Récemment révélés au dernier festival de Saintes (juillet 2012), le jeune et déjà mûr Quatuor Eleusi transfigure ici Pietro Nardini dont ils nous offrent la première intégrale des Quatuors pour cordes, sommet de la littérature italienne chambriste, nourrie d’élégance et de grâce. néoclassique et dans l’esprit des Lumières, à l’époque de Haydn et de Mozart.
L’élève surdoué et favori de Tartini à Padoue jusqu’en 1740, devient ensuite une personnalité musicale essentielle de la ville de Livourne (Leghorn), à partir de 1760, enseignant à son tour à Brunetti et Giuseppe Cambini.
A Vienne en 1767, Nardini participe aux festivités musicales pour les Noces de l’Archiduc Joseph et d’Isabelle de Bourbon. En 1762, il accompagne Jommelli à Stuttgart, s’activant étroitement à la Cour de Karl Eugen comme premier virtuose. C’est à cette époque, en juillet 1763 que Pietro joue devant Leopold et Wolfgang Mozart à la résidence ducale de Ludwigsburg. Sa réputation gagne un statut européen, travaillant aussi à Berlin, Dresde, à la Cour de Braunschweig.
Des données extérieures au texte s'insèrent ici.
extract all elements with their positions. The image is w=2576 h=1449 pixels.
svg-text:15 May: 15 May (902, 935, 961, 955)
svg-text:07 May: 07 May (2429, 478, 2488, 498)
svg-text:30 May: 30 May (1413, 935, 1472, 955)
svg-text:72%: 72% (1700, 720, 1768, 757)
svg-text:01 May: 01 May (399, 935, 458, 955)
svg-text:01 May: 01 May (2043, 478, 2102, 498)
Fervent chambriste, il participe à l’essor du Quatuor Toscano, formation reconnue de son vivant et comprenant aussi d’autres virtuoses compositeurs comme lui: Filippo Manfredi (violon), Giuseppe Cambini (alto), Luigi Boccherini au violoncelle. Pietro Nardini rejoint finalement Florence où en février 1770, il est employé comme directeur de musique. Il se lie avec la poétesse Maria Maddalena Morelli (dite aussi Corilla Olimpica) avec laquelle il improvise au violon. C’est à Florence qu’il meurt en 1792. Son principal disciple à l’époque de son séjour toscan reste Bartolomeo Campagnoli.
Elégance chambriste
Les Eleusi savent exprimer et l’extrême virtuosité technique de Nardini et son expressivité juste jamais pédante ni artificielle ; il y a beaucoup de complexité savante mais le souffle et la fluidité collective du quatuor rend justice à l’une des écritures les plus abouties du néoclassicisme italien. Les jeunes musiciens italiens respectent en particulier la suprême finesse des adagios et des mouvements lents ; le style de Nardini malgré ses difficultés redoutables doit s’écouler comme s’il était improvisé : approche spécifique et nuance majeure pour réussir son interprétation. D’un fini absolu, emblématique de l’esthétique galante et classique, les Quatuor de Nardini approchent sans atteindre leur sincérité dramatique, ceux de Mozart, son contemporain, rappellent évidemment par leur éloquence formelle équilibrée et inventive, ceux de Haydn dont ils partagent un même souci de la mesure (en cela proches de la conversation musicale). Datés de septembre 1782, les 6 Quatuors de Pietro Nardini, certainement destinés à la Cour de Florence incarne ce bon goût italien tout emprunt de la grâce esthétique des Lumières. Les trois premiers laissent une part majeure au violon solo, tandis que les trois derniers offrent plus d’espace expressif à l’alto et au violoncelle. Nardini doit à ses nombreux déplacements en particulier en terres germaniques, une sensibilité aiguë dont son écriture témoigne. De forme libre, les Quatuors sont diversement composés de 2 ou 3 mouvements : la liberté pleine de grâce et d’une juvénile énergie que leur apportent les membres d’Eleusi fait merveille : elle témoigne d’une compréhension profonde et pleinement investie des œuvres choisies. La subtilité qu’y développe les musiciens s’accomplit en particulier dans la forme rondo des finales du II et du IV précisément, où les reprises ne sont jamais téléguidées mais caractérisées avec le naturel qui s’impose. Superbe réussite pour une musique de très grande beauté.
Et défendus ici par de sémillants et très convaincants jeunes ambassadeurs.
Pietro Nardini: 6 Quatuors florentins, 1782. Quatuor Eleusi. Enregistré en janvier 2012 (Padoue). 1 cd Brilliants 94438.